Bref : plus vite ; plus grand ; plus simple, dans tous les domaines, les experts en informatique sont capables de faire mieux que ce qui existe en statistique. Il est temps d’encapsuler tout ça dans un logiciel. Mais comme le projet est gigantesque, j’hésite encore à me lancer. Je contacte Bruno Falissard, directeur de mon ancienne équipe de recherche, et un peu mon maitre à penser. Il n’a pas trop de temps, mais est de passage à Toulouse. Je le retrouve à 7h du mat à l’aéroport de Blagnac entre deux avions. Je lui présente les grandes lignes du projet. Je me souviens de sa réponse quasiment mot pour mot : « C’est un projet complètement fou. Ça sera l’œuvre d’une vie. Mais la communauté en a vraiment besoin. Alors vas-y, fonce ! »

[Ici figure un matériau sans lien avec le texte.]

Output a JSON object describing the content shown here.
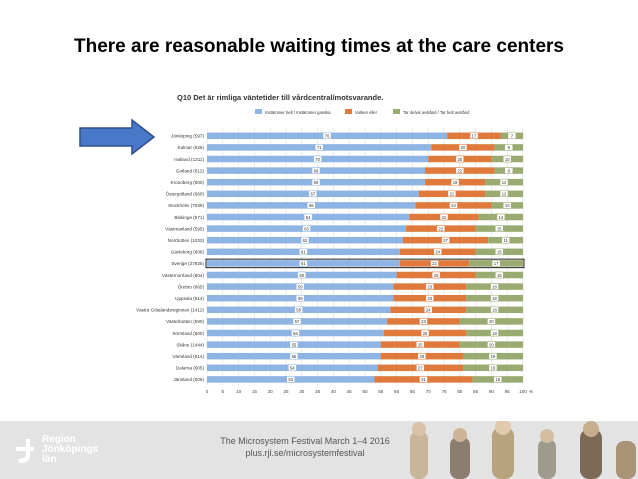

Je décide donc de me lancer. Seul, je n’ai aucune chance. Je réponds à un appel à projet, un financement public appelé ANR. Il m’est refusé. Deux années de suite. Je cherche des solutions alternatives. L’idée du privé me traverse l’esprit. Je contacte « juste pour info » l’incubateur Midi-Pyrénées. Ils me donnent rendez-vous. Ils ne me posent aucune question technique, leur seule préoccupation est « Comment allez-vous faire de l’argent ? ». Je ne m’étais jamais posé la question. Mais je m’y mets. Je construis un business plan. Je candidate. Je me fais bouler à l’oral. Je corrige mon dossier. Je recandidate. Je suis accepté. Trois mois plus tard, je dépose les statuts de la société Zébrys. Objectif : la création puis la commercialisation d’un logiciel d’analyse statistique hautes performances. Le projet R++ est né !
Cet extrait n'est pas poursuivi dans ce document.